Georgia Gov. Nathan Deal (R) signed a right-to-carry bill into law on Wednesday that allows weapons in some government buildings, places of worship, bars, and under certain circumstances, school zones—making it the “most comprehensive pro-gun bill in state history,” according to the NRA-ILA.
CNS News reports:
Under House Bill 60, also known as the Safe Carry Protection Act of 2014, school districts will get to decide whether to allow authorized personnel to carry weapons within school safety zones under certain circumstances.
In addition, church leaders will be able to decide whether to allow licensed gun owners to bring weapons into their place of worship. The law also removes fingerprinting requirements for renewal licenses.
“This legislation will protect the constitutional rights of Georgians who have gone through a background check to legally obtain a Georgia Weapons Carry License,” Deal said in a statement.
“Roughly 500,000 Georgia citizens have a permit of this kind, which is approximately 5 percent of our population. License holders have passed background checks and are in good standing with the law. This law gives added protections to those who have played by the rules – and who can protect themselves and others from those who don’t play by the rules,” he added. “Our nation’s founders put the right to bear arms on par with freedom of speech and freedom of religion. Georgians cherish their Second Amendment rights, and this law embodies those values.”

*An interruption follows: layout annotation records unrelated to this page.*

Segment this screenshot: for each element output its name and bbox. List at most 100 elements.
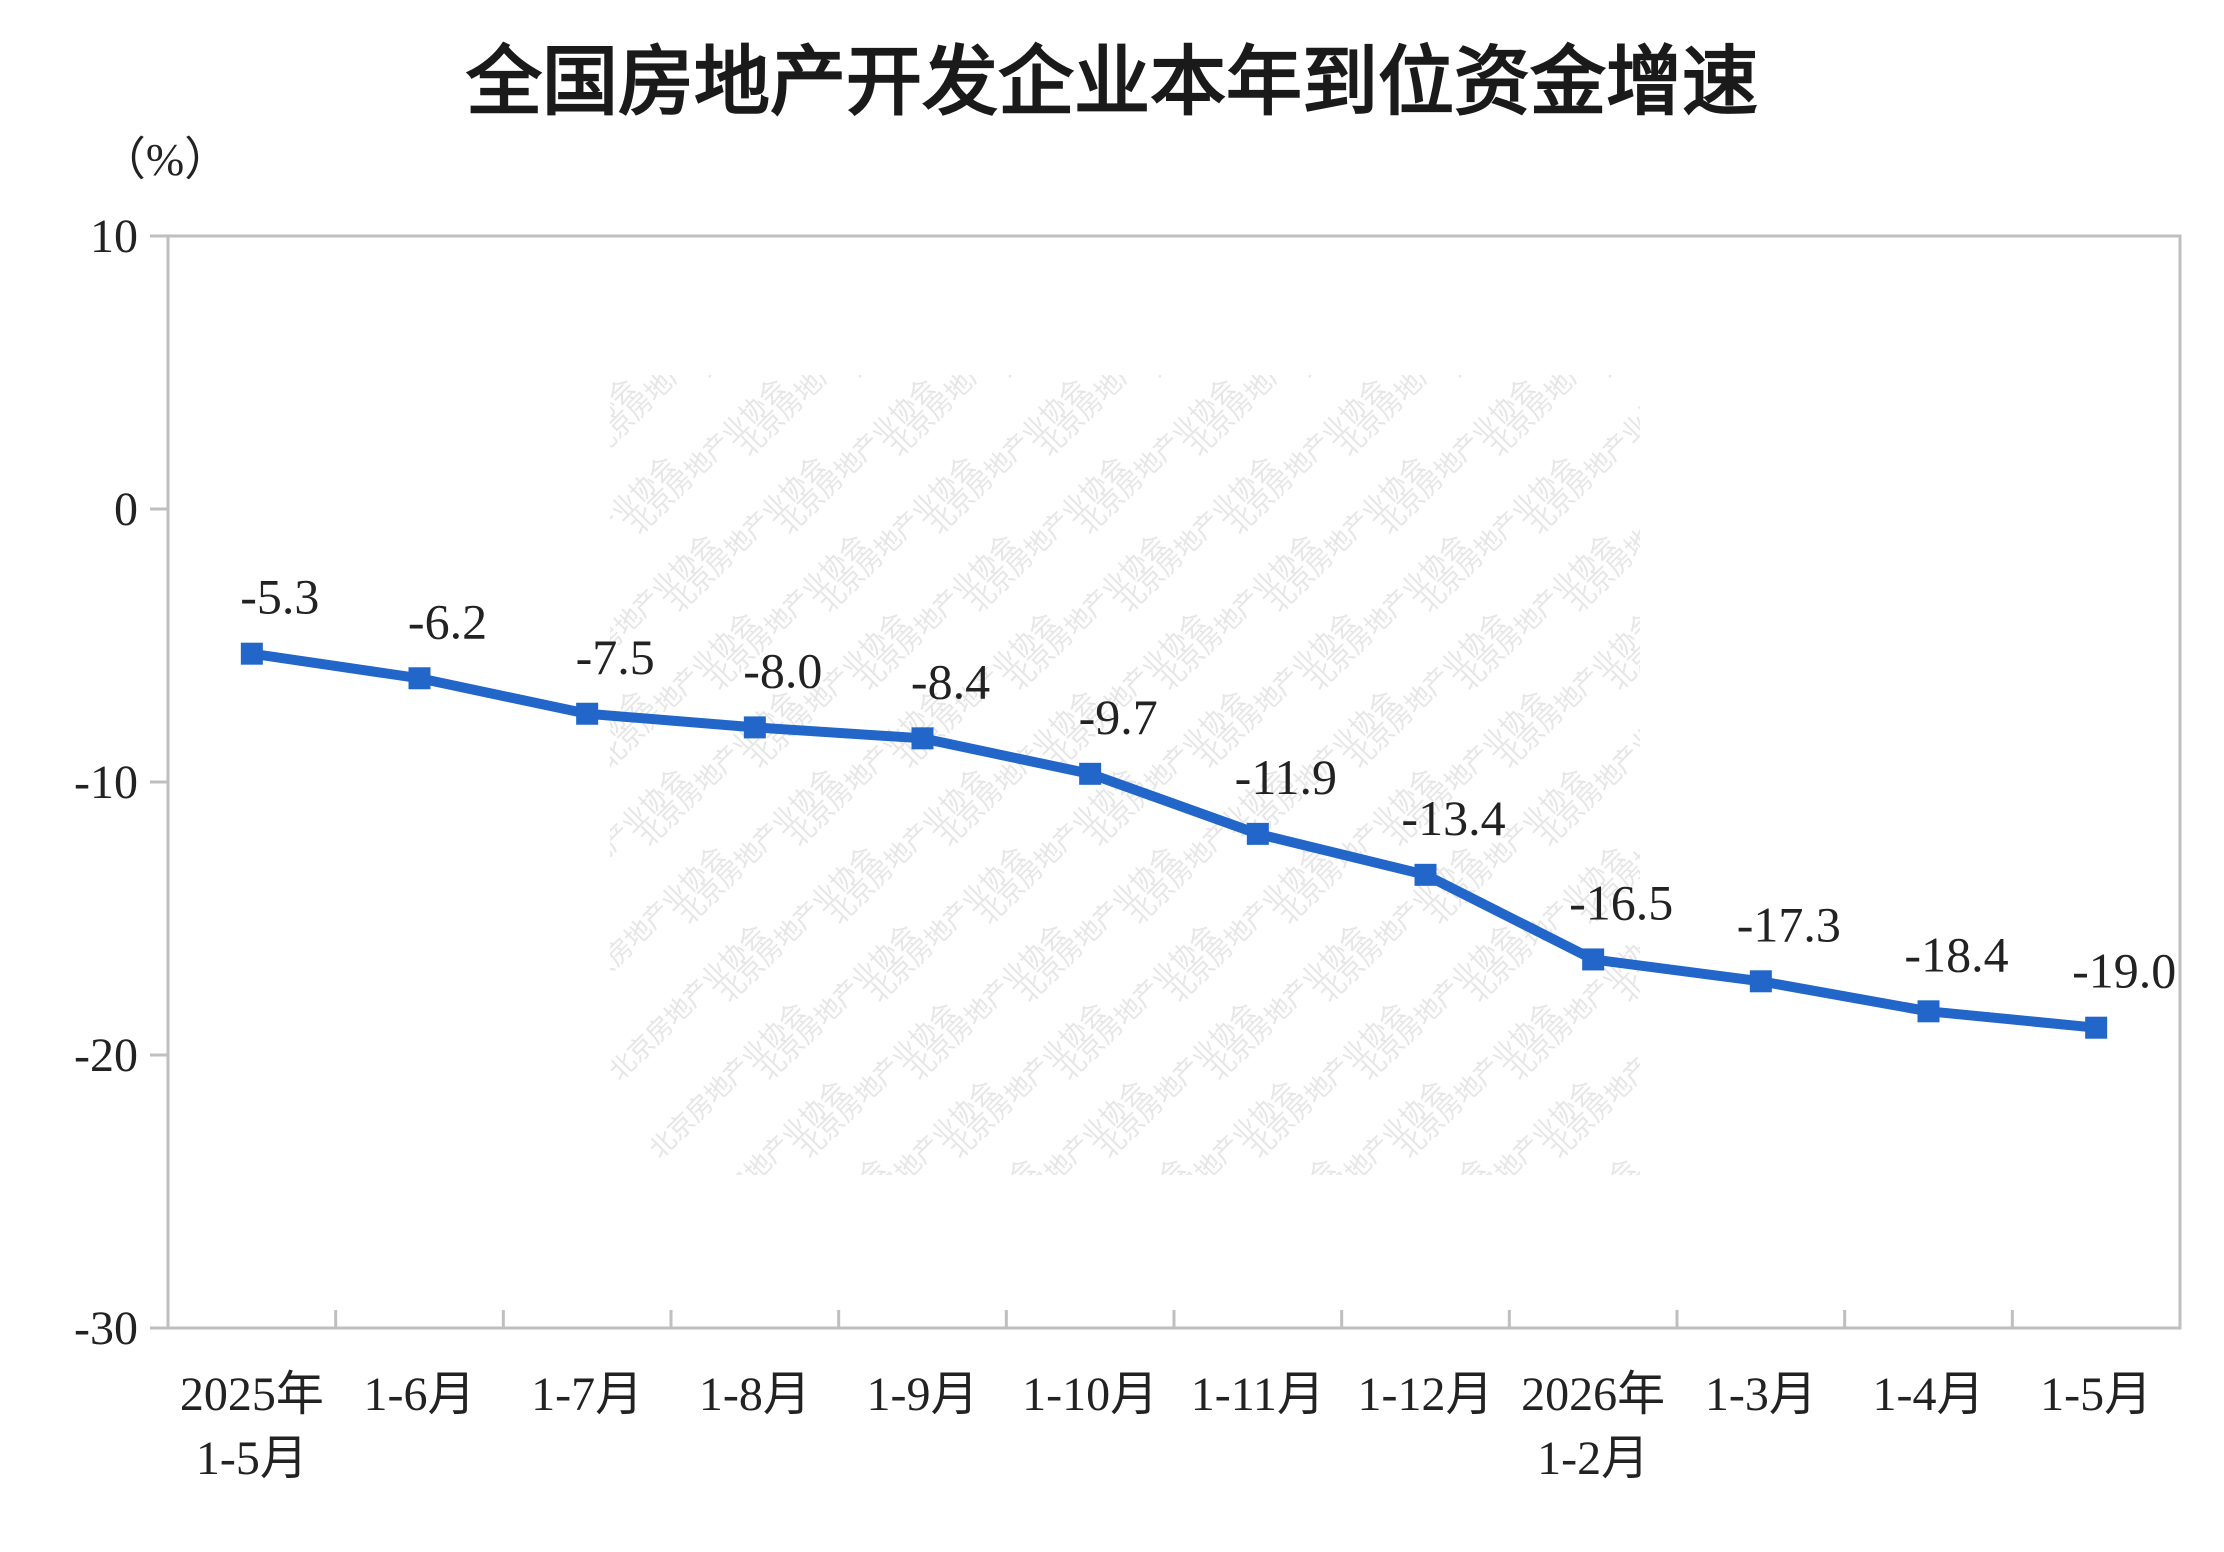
data-point-7 [1414, 863, 1437, 886]
watermark-text-219: 北京房地产业协会 [2034, 1075, 2202, 1243]
watermark-text-224: 北京房地产业协会 [724, 1153, 892, 1321]
watermark-text-62: 北京房地产业协会 [1144, 217, 1312, 385]
watermark-text-46: 北京房地产业协会 [804, 139, 972, 307]
data-label-11: -19.0 [2072, 943, 2176, 999]
data-label-2: -7.5 [576, 629, 655, 685]
watermark-text-51: 北京房地产业协会 [1554, 139, 1722, 307]
watermark-text-148: 北京房地产业协会 [1684, 685, 1852, 853]
watermark-text-122: 北京房地产业协会 [1904, 529, 2072, 697]
x-axis: 2025年 1-5月 1-6月 1-7月 1-8月 1-9月 1-10月 1-11月 1-12月… [180, 1310, 2152, 1485]
watermark-text-61: 北京房地产业协会 [994, 217, 1162, 385]
watermark-text-41: 北京房地产业协会 [2114, 61, 2224, 229]
watermark-text-59: 北京房地产业协会 [694, 217, 862, 385]
watermark-text-47: 北京房地产业协会 [954, 139, 1122, 307]
watermark-text-121: 北京房地产业协会 [1754, 529, 1922, 697]
watermark-text-107: 北京房地产业协会 [1714, 451, 1882, 619]
watermark-text-80: 北京房地产业协会 [1784, 295, 1952, 463]
data-label-8: -16.5 [1569, 874, 1673, 930]
x-tick-label-6-0: 1-11月 [1191, 1368, 1325, 1421]
watermark-text-29: 北京房地产业协会 [314, 61, 482, 229]
series-line-group [240, 642, 2108, 1039]
data-point-3 [743, 716, 766, 739]
watermark-text-11: 北京房地产业协会 [1734, 0, 1902, 73]
series-line-0 [246, 648, 2102, 1033]
data-label-1: -6.2 [408, 593, 487, 649]
watermark-text-109: 北京房地产业协会 [2014, 451, 2182, 619]
watermark-text-1: 北京房地产业协会 [234, 0, 402, 73]
data-label-10: -18.4 [1904, 926, 2008, 982]
data-point-11 [2085, 1016, 2108, 1039]
watermark-text-65: 北京房地产业协会 [1594, 217, 1762, 385]
x-tick-label-1-0: 1-6月 [364, 1368, 476, 1421]
watermark-text-79: 北京房地产业协会 [1634, 295, 1802, 463]
watermark-text-45: 北京房地产业协会 [654, 139, 822, 307]
watermark-text-68: 北京房地产业协会 [2044, 217, 2212, 385]
data-label-5: -9.7 [1079, 689, 1158, 745]
watermark-text-40: 北京房地产业协会 [1964, 61, 2132, 229]
watermark-text-15: 北京房地产业协会 [274, 0, 442, 151]
watermark-text-225: 北京房地产业协会 [874, 1153, 1042, 1321]
data-point-9 [1749, 970, 1772, 993]
watermark-text-14: 北京房地产业协会 [124, 0, 292, 151]
watermark-text-84: 北京房地产业协会 [324, 373, 492, 541]
watermark-text-230: 北京房地产业协会 [1624, 1153, 1792, 1321]
watermark-text-58: 北京房地产业协会 [544, 217, 712, 385]
watermark-text-0: 北京房地产业协会 [84, 0, 252, 73]
watermark-text-227: 北京房地产业协会 [1174, 1153, 1342, 1321]
watermark-text-26: 北京房地产业协会 [1924, 0, 2092, 151]
watermark-text-66: 北京房地产业协会 [1744, 217, 1912, 385]
watermark-text-55: 北京房地产业协会 [2154, 139, 2224, 307]
watermark-text-123: 北京房地产业协会 [2054, 529, 2222, 697]
watermark-text-275: 北京房地产业协会 [2194, 1387, 2224, 1552]
watermark-text-163: 北京房地产业协会 [1874, 763, 2042, 931]
watermark-text-48: 北京房地产业协会 [1104, 139, 1272, 307]
watermark-text-206: 北京房地产业协会 [2144, 997, 2224, 1165]
watermark-text-164: 北京房地产业协会 [2024, 763, 2192, 931]
watermark-text-150: 北京房地产业协会 [1984, 685, 2152, 853]
data-point-6 [1246, 822, 1269, 845]
watermark-text-261: 北京房地产业协会 [2154, 1309, 2224, 1477]
y-axis: 10 0 -10 -20 -30 [74, 210, 168, 1355]
x-tick-label-8-1: 1-2月 [1537, 1432, 1649, 1485]
data-label-7: -13.4 [1401, 790, 1505, 846]
x-tick-label-9-0: 1-3月 [1705, 1368, 1817, 1421]
data-point-8 [1582, 948, 1605, 971]
x-tick-label-4-0: 1-9月 [867, 1368, 979, 1421]
watermark-text-13: 北京房地产业协会 [2034, 0, 2202, 73]
x-tick-label-7-0: 1-12月 [1358, 1368, 1494, 1421]
x-tick-label-5-0: 1-10月 [1022, 1368, 1158, 1421]
watermark-text-52: 北京房地产业协会 [1704, 139, 1872, 307]
watermark: 北京房地产业协会北京房地产业协会北京房地产业协会北京房地产业协会北京房地产业协会… [84, 0, 2224, 1552]
watermark-text-233: 北京房地产业协会 [2074, 1153, 2224, 1321]
data-labels: -5.3 -6.2 -7.5 -8.0 -8.4 -9.7 -11.9 -13.4 -16.5 -… [240, 569, 2176, 999]
watermark-text-137: 北京房地产业协会 [2094, 607, 2224, 775]
data-point-0 [240, 642, 263, 665]
y-tick-label--10: -10 [74, 756, 138, 809]
data-point-5 [1079, 762, 1102, 785]
watermark-text-53: 北京房地产业协会 [1854, 139, 2022, 307]
watermark-text-63: 北京房地产业协会 [1294, 217, 1462, 385]
data-point-2 [576, 702, 599, 725]
watermark-text-60: 北京房地产业协会 [844, 217, 1012, 385]
watermark-text-96: 北京房地产业协会 [2124, 373, 2224, 541]
y-tick-label-0: 0 [114, 483, 138, 536]
watermark-text-217: 北京房地产业协会 [1734, 1075, 1902, 1243]
x-tick-label-3-0: 1-8月 [699, 1368, 811, 1421]
watermark-text-67: 北京房地产业协会 [1894, 217, 2062, 385]
watermark-text-220: 北京房地产业协会 [2184, 1075, 2224, 1243]
x-tick-label-2-0: 1-7月 [531, 1368, 643, 1421]
watermark-text-218: 北京房地产业协会 [1884, 1075, 2052, 1243]
data-point-10 [1917, 1000, 1940, 1023]
watermark-text-57: 北京房地产业协会 [394, 217, 562, 385]
data-point-1 [408, 667, 431, 690]
watermark-text-108: 北京房地产业协会 [1864, 451, 2032, 619]
data-label-6: -11.9 [1235, 749, 1337, 805]
watermark-text-69: 北京房地产业协会 [2194, 217, 2224, 385]
watermark-text-81: 北京房地产业协会 [1934, 295, 2102, 463]
watermark-text-44: 北京房地产业协会 [504, 139, 672, 307]
watermark-text-12: 北京房地产业协会 [1884, 0, 2052, 73]
watermark-text-226: 北京房地产业协会 [1024, 1153, 1192, 1321]
watermark-text-135: 北京房地产业协会 [1794, 607, 1962, 775]
watermark-text-43: 北京房地产业协会 [354, 139, 522, 307]
watermark-text-203: 北京房地产业协会 [1694, 997, 1862, 1165]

In the wake of the Newtown massacre last year, six states approved gun control bills, but things have since turned around. This year, pro-gun legislation is on the rise, as at least 30 states have passed legislation that advances gun rights, reports the Washington Times.
Kansas Gov. Sam Brownback, a Republican, announced Wednesday that he has signed a bill preventing local officials from restricting the sale of firearms and ammunition or regulating how guns are transported and stored, a measure designed to ensure that the state’s open-carry laws can effectively operate statewide.
South Carolina Gov. Nikki Haley, a Republican, signed a bill in February that lets concealed-carry permit holders bring guns into bars and restaurants. Three other states are considering similar measures, according to the Law Center to Prevent Gun Violence.
The Georgia law will take effect July 1.